In the viability studies “there was apparently no effort to take into account the risks inherent to the country’s situation, such as its vulnerability to international commodity prices”.

The Commission said the government, in issuing the guarantees “should not have ignored the heavy weight that the financing potentially implied with a geometric growth in the country’s total debt stock”.

Furthermore, the money from the loans was apparently transferred in total to the contractor (this is the company Abu Dhabi Mar, owner of the CMN shipyard in the French port of Cherbourg where the Ematum and Proindicus boats were built. The key shareholder in Abu Dhabi Mar is the Lebanese company Privinvest).

Transferring all the money “ignored the needs for management funds, staff hiring and training costs, apart from the opportunity costs of time linked to bureaucratic procedures (licensing, recruitment etc.) which should have weighed in assessing the period for debt repayment, and hence in the overall analysis of the capital cost”.

The report also found the relations between the three companies, the contractor and the creditors (the banks) were far too close. These relations “were not transparent”, and the government ought to have brought in an independent inspecting body to check whether the assets ordered by Ematum, Proindicus and MAM had been delivered

The Commission interviewed a large number of figures in the previous and current government and other public entities, and found that only three had any in-depth knowledge of the loans – these were Guebuza, former finance minister Manuel Chang, and the security official Antonio do Rosário who became chairperson of all three companies.

Thus, people who apparently did not know much about the loans included the then governor of the Banco de Moçambique, Ernesto Gove, the then minister of fisheries, Victor Borges, and the then deputy minister of defence (and current Fisheries Minister), Agostinho Mondlane. They, plus members of the current government, such as Prime Minister Carlos Agostinho do Rosário and Finance Minister Adriano Maleiane, proved unable “to give deep answers which might have helped the Commission obtain information to clarify the public debt of the three companies”.
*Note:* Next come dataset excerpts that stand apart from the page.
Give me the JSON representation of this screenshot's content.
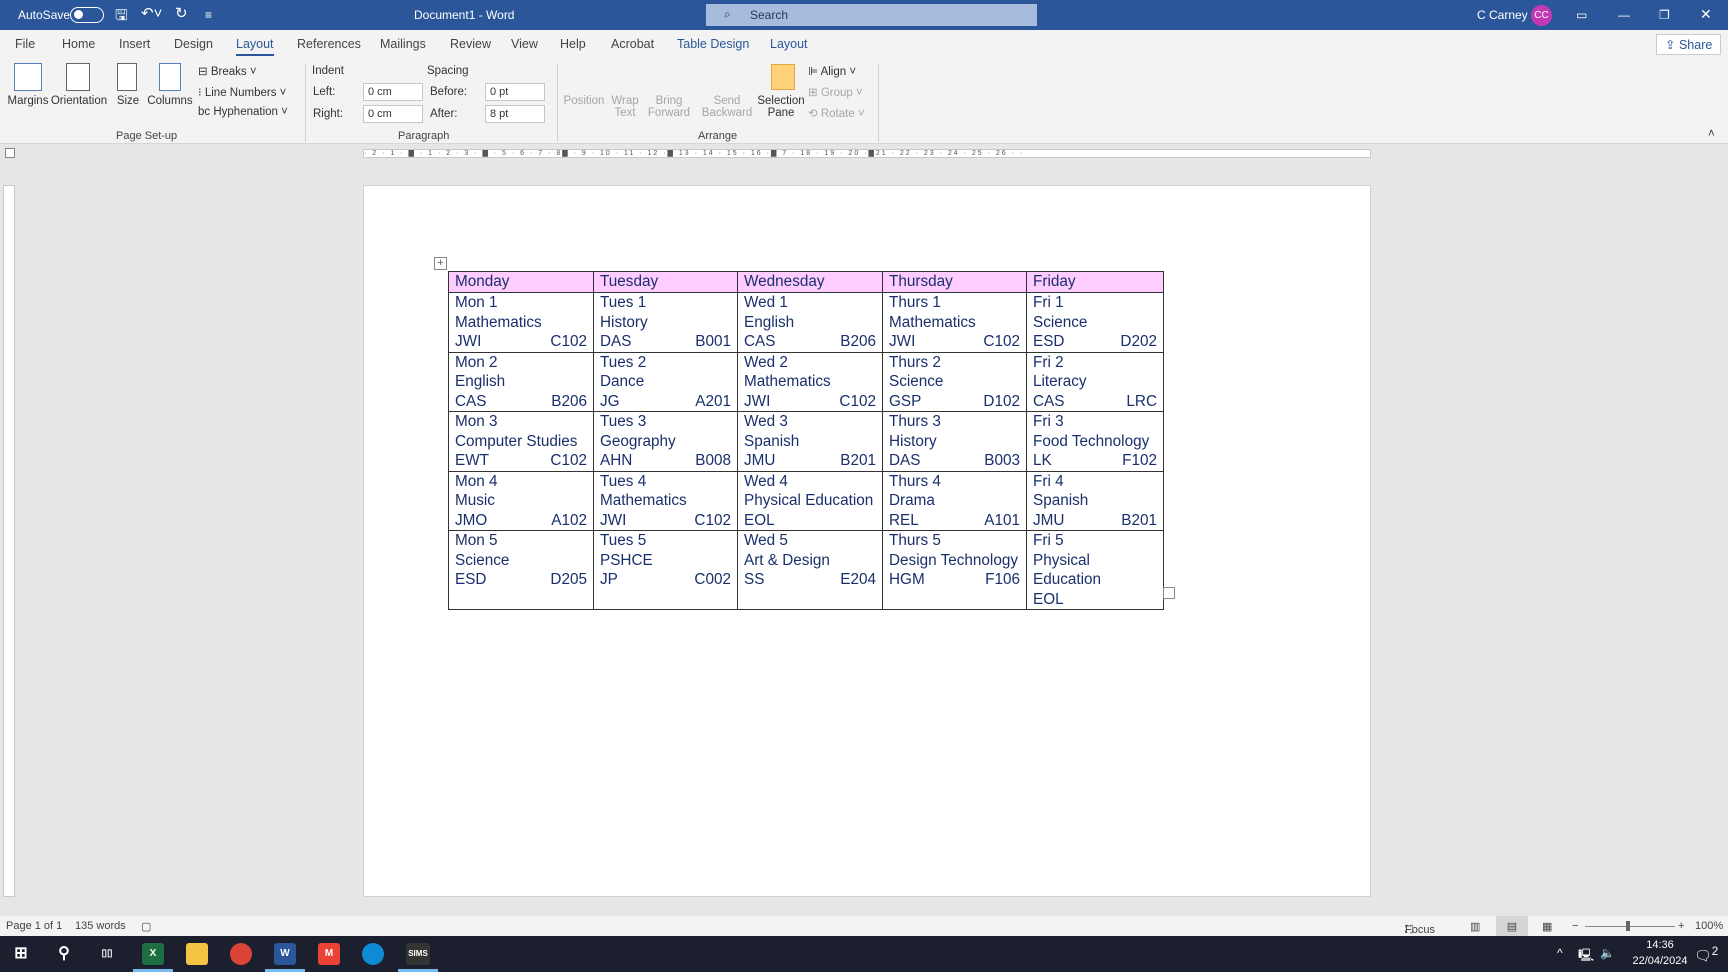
{
  "titlebar": {
    "autosave": "AutoSave",
    "title": "Document1  -  Word",
    "search": "Search",
    "user": "C Carney",
    "initials": "CC"
  },
  "tabs": [
    "File",
    "Home",
    "Insert",
    "Design",
    "Layout",
    "References",
    "Mailings",
    "Review",
    "View",
    "Help",
    "Acrobat",
    "Table Design",
    "Layout"
  ],
  "share": "Share",
  "ribbon": {
    "page_setup": {
      "margins": "Margins",
      "orientation": "Orientation",
      "size": "Size",
      "columns": "Columns",
      "breaks": "Breaks",
      "line_numbers": "Line Numbers",
      "hyphenation": "Hyphenation",
      "group": "Page Set-up"
    },
    "paragraph": {
      "indent": "Indent",
      "spacing": "Spacing",
      "left_label": "Left:",
      "left_value": "0 cm",
      "right_label": "Right:",
      "right_value": "0 cm",
      "before_label": "Before:",
      "before_value": "0 pt",
      "after_label": "After:",
      "after_value": "8 pt",
      "group": "Paragraph"
    },
    "arrange": {
      "position": "Position",
      "wrap1": "Wrap",
      "wrap2": "Text",
      "bring1": "Bring",
      "bring2": "Forward",
      "send1": "Send",
      "send2": "Backward",
      "sel1": "Selection",
      "sel2": "Pane",
      "align": "Align",
      "group_btn": "Group",
      "rotate": "Rotate",
      "group": "Arrange"
    }
  },
  "ruler_text": "· 2 · 1 · ▇ · 1 · 2 · 3 · ▇ · 5 · 6 · 7 · 8▇ · 9 · 10 · 11 · 12 ·▇ 13 · 14 · 15 · 16 ·▇ 7 · 18 · 19 · 20 ·▇21 · 22 · 23 · 24 · 25 · 26 · ·",
  "table": {
    "headers": [
      "Monday",
      "Tuesday",
      "Wednesday",
      "Thursday",
      "Friday"
    ],
    "rows": [
      [
        [
          "Mon 1",
          "Mathematics",
          "JWI",
          "C102"
        ],
        [
          "Tues 1",
          "History",
          "DAS",
          "B001"
        ],
        [
          "Wed 1",
          "English",
          "CAS",
          "B206"
        ],
        [
          "Thurs 1",
          "Mathematics",
          "JWI",
          "C102"
        ],
        [
          "Fri 1",
          "Science",
          "ESD",
          "D202"
        ]
      ],
      [
        [
          "Mon 2",
          "English",
          "CAS",
          "B206"
        ],
        [
          "Tues 2",
          "Dance",
          "JG",
          "A201"
        ],
        [
          "Wed 2",
          "Mathematics",
          "JWI",
          "C102"
        ],
        [
          "Thurs 2",
          "Science",
          "GSP",
          "D102"
        ],
        [
          "Fri 2",
          "Literacy",
          "CAS",
          "LRC"
        ]
      ],
      [
        [
          "Mon 3",
          "Computer Studies",
          "EWT",
          "C102"
        ],
        [
          "Tues 3",
          "Geography",
          "AHN",
          "B008"
        ],
        [
          "Wed 3",
          "Spanish",
          "JMU",
          "B201"
        ],
        [
          "Thurs 3",
          "History",
          "DAS",
          "B003"
        ],
        [
          "Fri 3",
          "Food Technology",
          "LK",
          "F102"
        ]
      ],
      [
        [
          "Mon 4",
          "Music",
          "JMO",
          "A102"
        ],
        [
          "Tues 4",
          "Mathematics",
          "JWI",
          "C102"
        ],
        [
          "Wed 4",
          "Physical Education",
          "EOL",
          ""
        ],
        [
          "Thurs 4",
          "Drama",
          "REL",
          "A101"
        ],
        [
          "Fri 4",
          "Spanish",
          "JMU",
          "B201"
        ]
      ],
      [
        [
          "Mon 5",
          "Science",
          "ESD",
          "D205"
        ],
        [
          "Tues 5",
          "PSHCE",
          "JP",
          "C002"
        ],
        [
          "Wed 5",
          "Art & Design",
          "SS",
          "E204"
        ],
        [
          "Thurs 5",
          "Design Technology",
          "HGM",
          "F106"
        ],
        [
          "Fri 5",
          "Physical Education",
          "EOL",
          ""
        ]
      ]
    ],
    "header_color": "#ffccff"
  },
  "status": {
    "page": "Page 1 of 1",
    "words": "135 words",
    "focus": "Focus",
    "zoom": "100%"
  },
  "taskbar": {
    "time": "14:36",
    "date": "22/04/2024",
    "notifications": "2",
    "sims": "SIMS"
  }
}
Since the guarantees were issued illegally, the hypothesis of declaring them null and void could be raised. However, the Commission doubted that this would have much effect, since the three loans are governed, not by Mozambican law, but by English law. Should the government default on its guarantees, the banks could seek redress through English courts which could order the seizure of Mozambican assets.

Nonetheless, the Commission insists that prime responsibility for paying the debts lies with the companies. The report recommends “that the government take measures to make the three companies profitable, maintaining the position that the debts should be paid by the companies and not by the public treasury”.

There is now an audit of Ematum, Proindicus and MAM under way, led by the Attorney-General’s Office, and using the skills of the independent US-based forensic auditing company, Kroll.

Alongside the audit, the Commission recommends investigating exactly what the three loans were used for. A notable gap in the report is any list of assets acquired and their prices: doubtless this is a gap that the Kroll audit can fill,

The Commission also calls for investigation into “any signs of illicit use of public funds by private individuals or companies during the contracting of the debts and issuing of guarantees”.

It wants to tighten up the rules for any future loans and guarantees, notably by making it obligatory to obtain opinions in advance from the Attorney-General’s Office and the Bank of Mozambique, neither of which were consulted before the government guaranteed the Ematum, Proindicus and MAM loans.